A friend of mine told me safe deposit boxes are only for spies and grandparents. He jokingly described a mysterious world of fake passports and dead-letter drops, then contrasted it with the ho-hum of stored wills and tax documents. “Why would I need one?” he said, citing how he lives almost paperless and backs up his digital documents via a cloud service. Here was my answer.

Even in today’s paperless world, not everything is digital. We can’t keep car titles, passports, birth certificates or social security cards in a cloud. And with today’s threat of identity theft, it’s riskier than ever to keep personally identifiable information stored at home–not to mention all of the other risks associated with storing irreplaceable documents at home.

Though it’s convenient to back up other documents and precious photos and videos via a cloud service, you never know what could happen. What if the provider goes out of business and takes their servers offline, or what if a natural disaster or fire strikes their IT center? I prefer to keep a physical backup of everything I keep on the cloud, and I think it’s best to store it outside my home.

More than anything else, my friend seemed to forget that safe deposit boxes are for a lot more than just paper documents. They’re for valuables like comic books, vinyl records, baseball cards, coins, and jewelry. They’re for keepsakes like military medals, love letters, photographs, scrapbooks, and trinkets from loved ones.

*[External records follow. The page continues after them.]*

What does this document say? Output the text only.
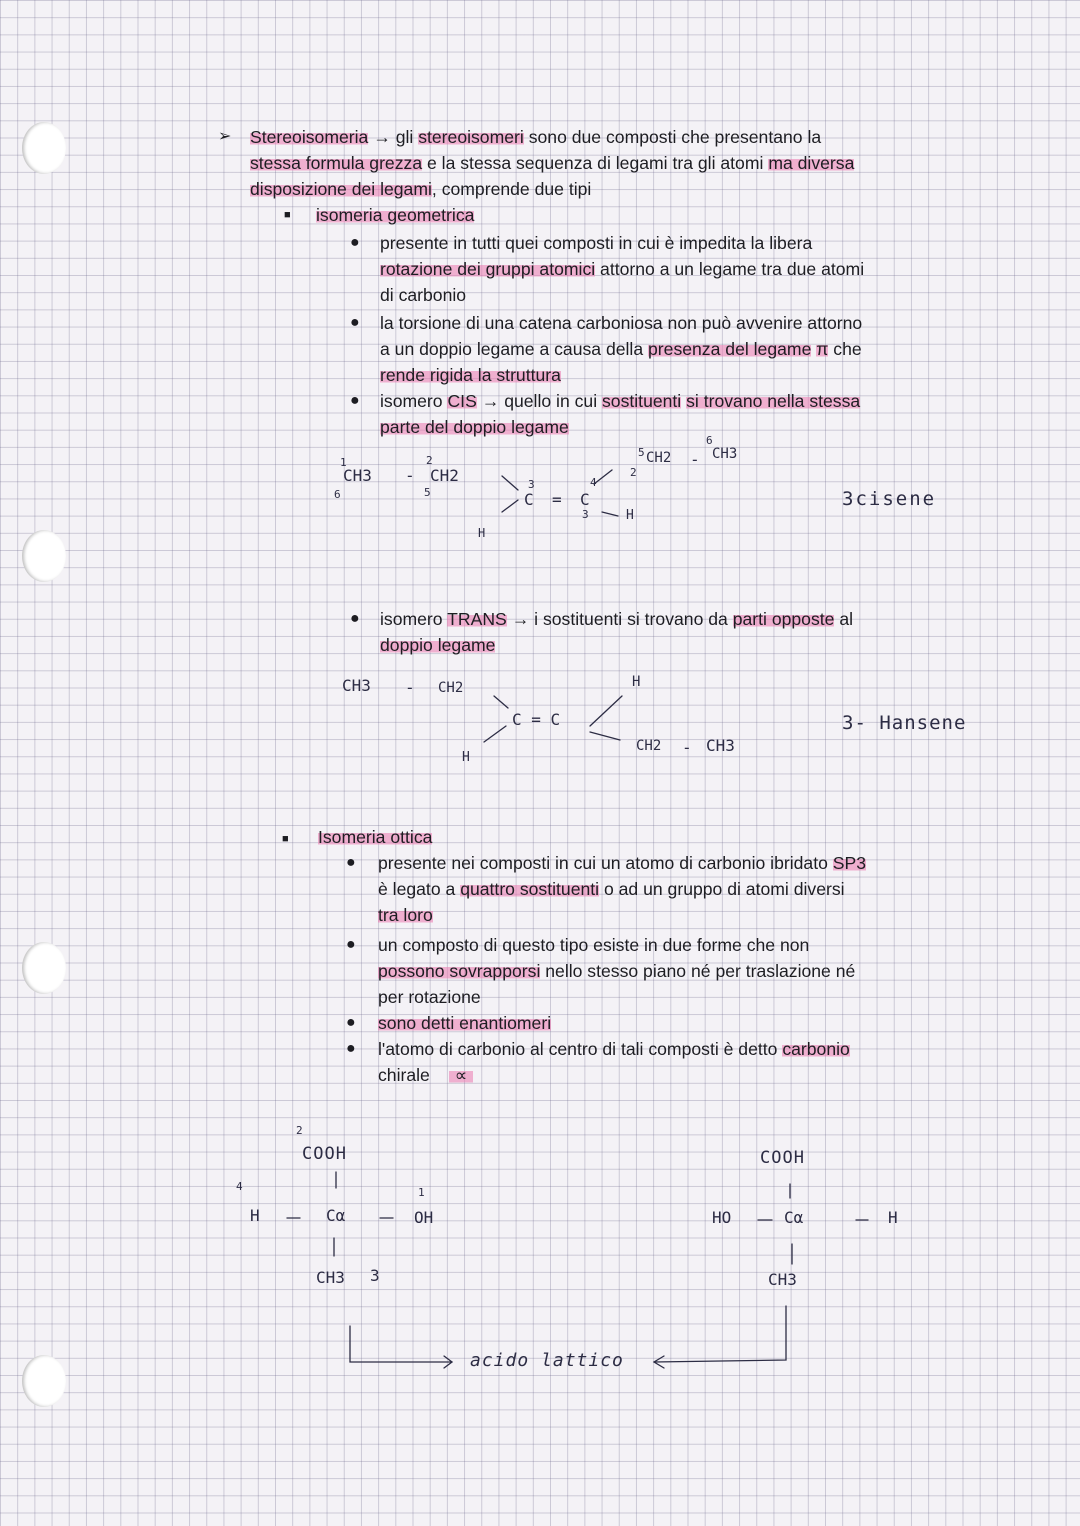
➢ Stereoisomeria → gli stereoisomeri sono due composti che presentano la

stessa formula grezza e la stessa sequenza di legami tra gli atomi ma diversa

disposizione dei legami, comprende due tipi

■ isomeria geometrica

● presente in tutti quei composti in cui è impedita la libera

rotazione dei gruppi atomici attorno a un legame tra due atomi

di carbonio

● la torsione di una catena carboniosa non può avvenire attorno

a un doppio legame a causa della presenza del legame π che

rende rigida la struttura

● isomero CIS → quello in cui sostituenti si trovano nella stessa

parte del doppio legame

1
6
CH3 -
2
5
CH2	3
C =
4
C
3
H
H
5 CH2 -
6
CH3
2
3cisene
● isomero TRANS → i sostituenti si trovano da parti opposte al

doppio legame

CH3 - CH2	H
C = C
H
CH2 - CH3
3- Hansene
■ Isomeria ottica

● presente nei composti in cui un atomo di carbonio ibridato SP3

è legato a quattro sostituenti o ad un gruppo di atomi diversi

tra loro

● un composto di questo tipo esiste in due forme che non

possono sovrapporsi nello stesso piano né per traslazione né

per rotazione

● sono detti enantiomeri

● l'atomo di carbonio al centro di tali composti è detto carbonio

chirale ∝

2
COOH
4
H	Cα
1
OH
CH3 3
COOH
HO	Cα	H
CH3
acido lattico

I write a daily journal about my children, which I feel will be infinitely valuable to us as the years go by, and the thought of losing it terrifies me. This is the main reason I have a safe deposit box. As I fill up the pages of each notebook with stories of my sons, I store it where I know it will be safe from fire, flood, and theft—at the bank. And admittedly, I enjoy feeling like a spy every time I drop off a new notebook.